Pratiques anticoncurrentielles sur le marché de l’isolation : rififi chez les isolants

Rédaction
09/09/2014
Modifié le 15/11/2018 à 16:54

Suite à la parution dans Les Echos, le 5 septembre dernier, d’un article intitulé "Isolation : Saint-Gobain accusé d'entente et de pratiques anticoncurrentielles", Actis s'est félicité.

ACTISfilmSEPT2009-  31359Suite à la parution dans “Les Echos”de vendredi 5 septembre d’un article intitulé  “Isolation : Saint-Gobain accusé d’entente et de pratiques anticoncurrentielles”, Actis s’est félicité, via un communiqué, que la notification de griefs adressée par l’Autorité de la concurrence confirme aujourd’hui les soupçons d’entente qui pesaient depuis plusieurs années sur certains acteurs du marché de l’isolation, dont le CSTB (Centre scientifique et technique du bâtiment), Saint-Gobain Isover et le FILMM (Fédération des fabricants de laines minérales manufacturées).

Pour Actis, « se liant ainsi, ils ont non seulement tout mis en oeuvre pour dévaluer et décrier les performances des isolants minces réflecteurs, mais aussi pour dissimuler le fait que les performances réelles des laines minérales sont bien inférieures à celles déclarées, conservant ainsi le bénéfice des aides financières, dont les isolants minces sont privés ».

Ce à quoi, Laurent Thierry, directeur général d’Actis a ajouté : « On ne peut que regretter cette situation qui dure depuis trop longtemps.
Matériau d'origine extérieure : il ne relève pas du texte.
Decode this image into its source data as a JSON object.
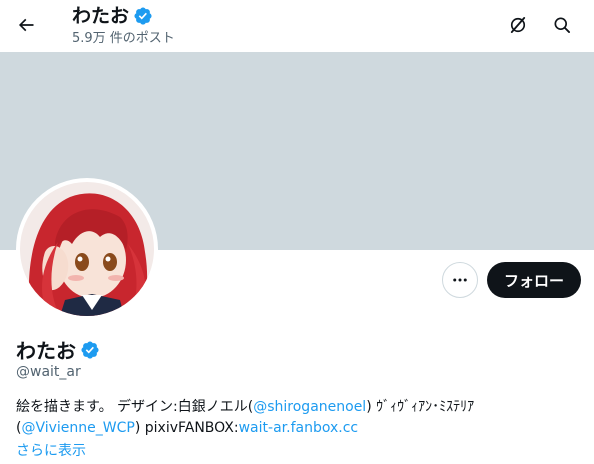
{
  "header": {
    "title": "わたお",
    "post_count": "5.9万 件のポスト"
  },
  "profile": {
    "display_name": "わたお",
    "handle": "@wait_ar",
    "follow_label": "フォロー",
    "bio": {
      "text1": "絵を描きます。 デザイン:白銀ノエル(",
      "mention1": "@shiroganenoel",
      "text2": ") ｳﾞｨｳﾞｨｱﾝ･ﾐｽﾃﾘｱ(",
      "mention2": "@Vivienne_WCP",
      "text3": ") pixivFANBOX:",
      "link": "wait-ar.fanbox.cc"
    },
    "show_more": "さらに表示"
  },
  "icons": {
    "back": "arrow-left-icon",
    "grok": "grok-icon",
    "search": "search-icon",
    "more": "more-horizontal-icon",
    "verified": "verified-badge-icon"
  },
  "colors": {
    "accent": "#1d9bf0",
    "banner": "#cfd9de",
    "follow_bg": "#0f1419"
  }
}
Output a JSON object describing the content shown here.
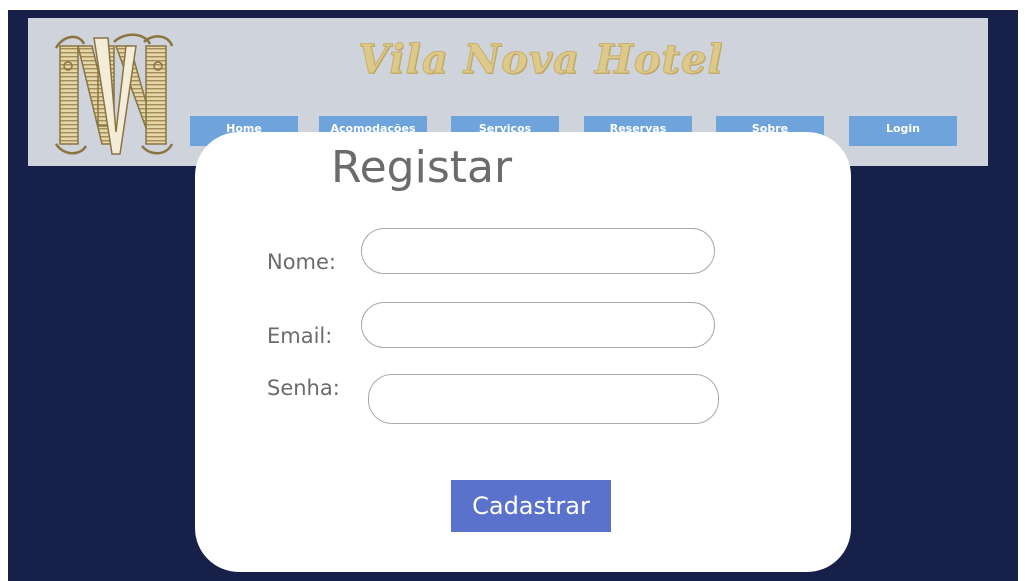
{
  "header": {
    "title": "Vila Nova Hotel",
    "logo_icon": "vn-monogram-logo",
    "nav": [
      {
        "label": "Home"
      },
      {
        "label": "Acomodações"
      },
      {
        "label": "Serviços"
      },
      {
        "label": "Reservas"
      },
      {
        "label": "Sobre"
      },
      {
        "label": "Login"
      }
    ]
  },
  "form": {
    "title": "Registar",
    "fields": [
      {
        "label": "Nome:",
        "value": "",
        "placeholder": ""
      },
      {
        "label": "Email:",
        "value": "",
        "placeholder": ""
      },
      {
        "label": "Senha:",
        "value": "",
        "placeholder": ""
      }
    ],
    "submit_label": "Cadastrar"
  },
  "colors": {
    "background": "#162048",
    "header_bg": "#cfd3dc",
    "nav_button": "#6fa3dc",
    "title_gold": "#ddc98a",
    "submit_button": "#5a72cc"
  }
}
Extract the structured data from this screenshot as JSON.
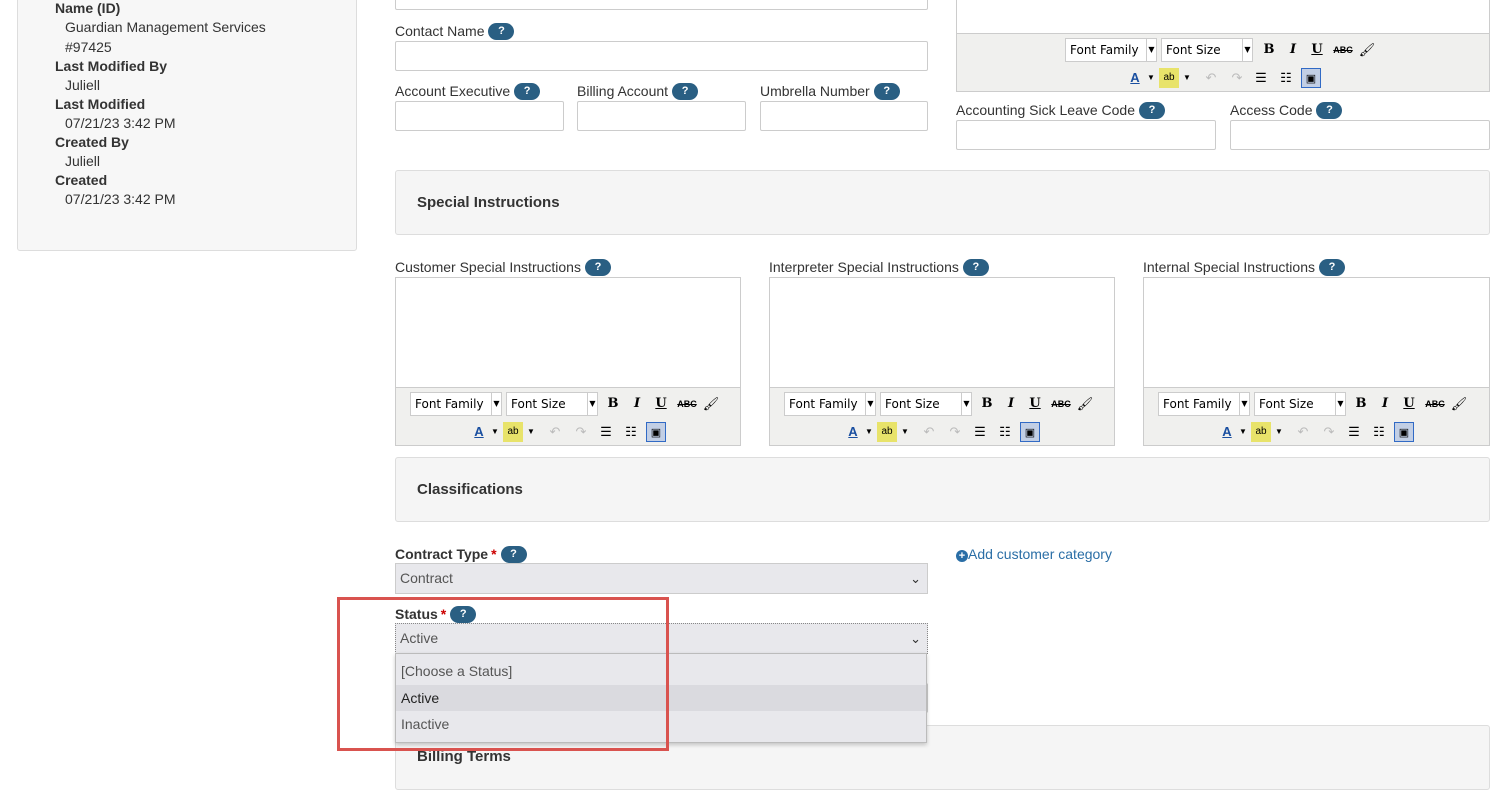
{
  "meta": {
    "name_label": "Name (ID)",
    "name_value": "Guardian Management Services",
    "id_value": "#97425",
    "last_modified_by_label": "Last Modified By",
    "last_modified_by_value": "Juliell",
    "last_modified_label": "Last Modified",
    "last_modified_value": "07/21/23 3:42 PM",
    "created_by_label": "Created By",
    "created_by_value": "Juliell",
    "created_label": "Created",
    "created_value": "07/21/23 3:42 PM"
  },
  "help_glyph": "?",
  "required_glyph": "*",
  "form": {
    "contact_name_label": "Contact Name",
    "account_executive_label": "Account Executive",
    "billing_account_label": "Billing Account",
    "umbrella_number_label": "Umbrella Number",
    "accounting_sick_leave_label": "Accounting Sick Leave Code",
    "access_code_label": "Access Code"
  },
  "editor_toolbar": {
    "font_family": "Font Family",
    "font_size": "Font Size",
    "bold": "B",
    "italic": "I",
    "underline": "U",
    "strike": "ABC"
  },
  "special_instructions": {
    "title": "Special Instructions",
    "customer_label": "Customer Special Instructions",
    "interpreter_label": "Interpreter Special Instructions",
    "internal_label": "Internal Special Instructions"
  },
  "classifications": {
    "title": "Classifications",
    "contract_type_label": "Contract Type",
    "contract_type_value": "Contract",
    "add_category_link": "Add customer category",
    "status_label": "Status",
    "status_value": "Active",
    "status_options": [
      "[Choose a Status]",
      "Active",
      "Inactive"
    ]
  },
  "billing_terms": {
    "title": "Billing Terms"
  },
  "colors": {
    "help_badge": "#2a5f83",
    "highlight": "#d9534f",
    "link": "#2a6ea6"
  }
}
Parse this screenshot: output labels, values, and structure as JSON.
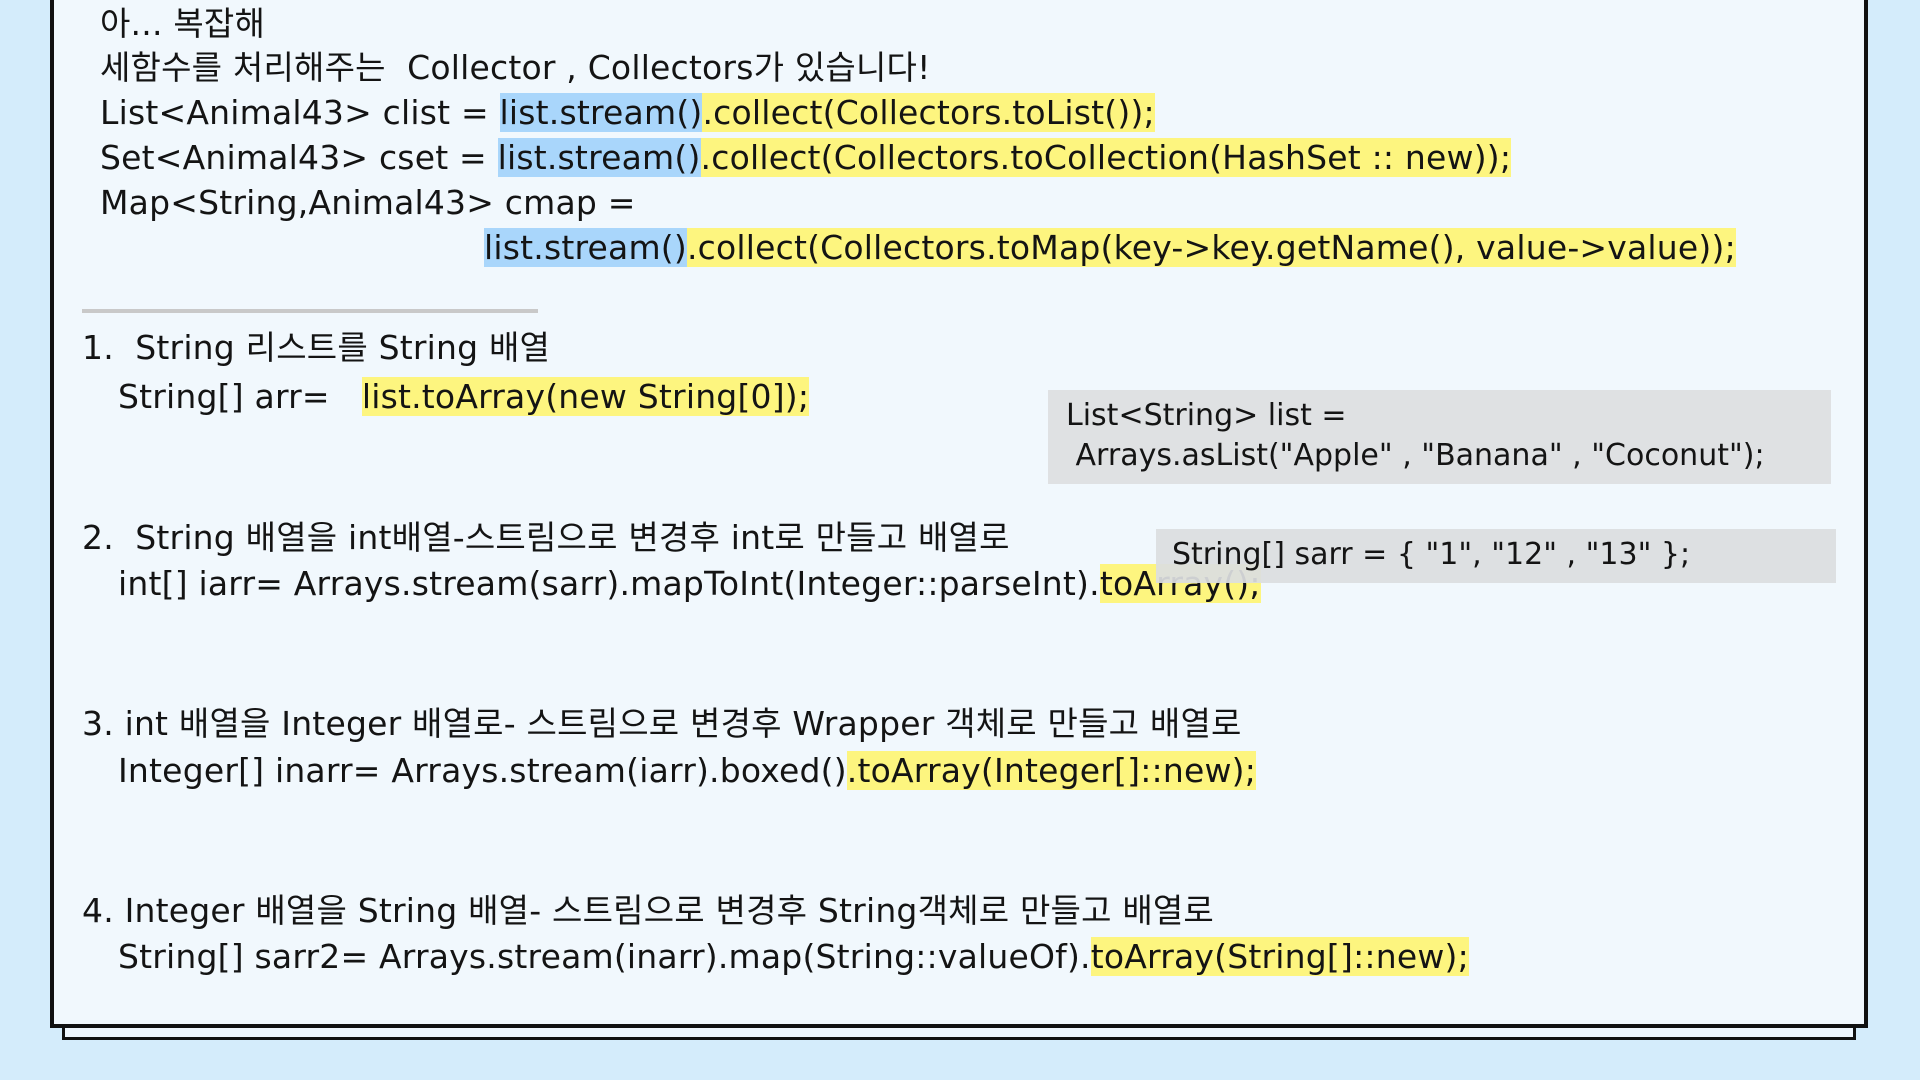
{
  "top": {
    "line1": "아... 복잡해",
    "line2": "세함수를 처리해주는  Collector , Collectors가 있습니다!",
    "clist": {
      "pre": "List<Animal43> clist = ",
      "stream": "list.stream()",
      "collect": ".collect(Collectors.toList());"
    },
    "cset": {
      "pre": "Set<Animal43> cset = ",
      "stream": "list.stream()",
      "collect": ".collect(Collectors.toCollection(HashSet :: new));"
    },
    "cmap_decl": "Map<String,Animal43> cmap =",
    "cmap": {
      "stream": "list.stream()",
      "collect": ".collect(Collectors.toMap(key->key.getName(), value->value));"
    }
  },
  "sections": [
    {
      "title": "1.  String 리스트를 String 배열",
      "code_pre": "String[] arr=   ",
      "code_hl": "list.toArray(new String[0]);"
    },
    {
      "title": "2.  String 배열을 int배열-스트림으로 변경후 int로 만들고 배열로",
      "code_pre": "int[] iarr= Arrays.stream(sarr).mapToInt(Integer::parseInt).",
      "code_hl": "toArray();"
    },
    {
      "title": "3. int 배열을 Integer 배열로- 스트림으로 변경후 Wrapper 객체로 만들고 배열로",
      "code_pre": "Integer[] inarr= Arrays.stream(iarr).boxed()",
      "code_hl": ".toArray(Integer[]::new);"
    },
    {
      "title": "4. Integer 배열을 String 배열- 스트림으로 변경후 String객체로 만들고 배열로",
      "code_pre": "String[] sarr2= Arrays.stream(inarr).map(String::valueOf).",
      "code_hl": "toArray(String[]::new);"
    }
  ],
  "boxes": {
    "list_line1": "List<String> list =",
    "list_line2": " Arrays.asList(\"Apple\" , \"Banana\" , \"Coconut\");",
    "sarr_line": "String[] sarr = { \"1\", \"12\" , \"13\" };"
  }
}
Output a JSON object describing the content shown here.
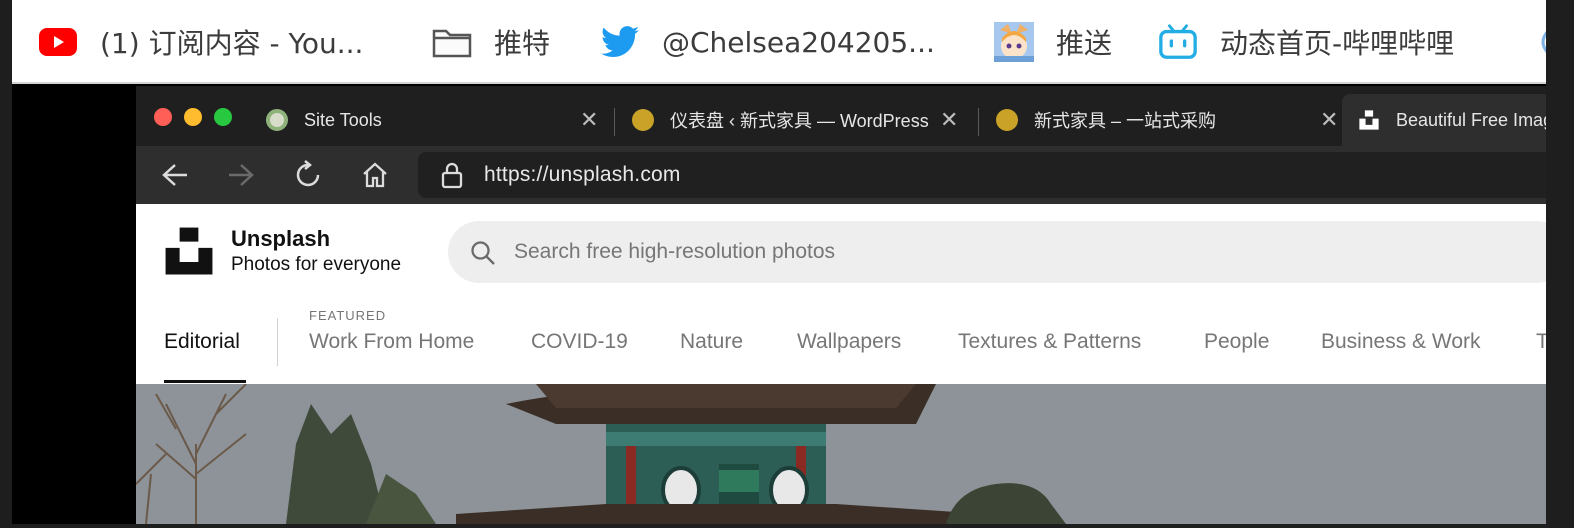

Alors que la France souhaite aider les PME et les PMI à améliorer leur compétitivité face à un marché mondialisé, il est regrettable que de grandes entreprises françaises puissent agir pour freiner les PME innovantes. Nous sommes loin du modèle allemand où les grands groupes accompagnent les petites entreprises ». L’affaire n’en est qu’à ses premiers remous.

[Mise à jour le 23/09/14] Suite à la réaction d’Actis, Eric Valois et Bertrand Laferrere, Pdg de Valtech industrie et XL Mat, nous ont adressé une copie du courrier qu’ils ont envoyé à Ségolène Royal et Sylvia Pinel, ministres de l’Ecologie, du Développement durable et de l’Energie, et du Logement, de l’Egalité des territoires et de la Ruralité.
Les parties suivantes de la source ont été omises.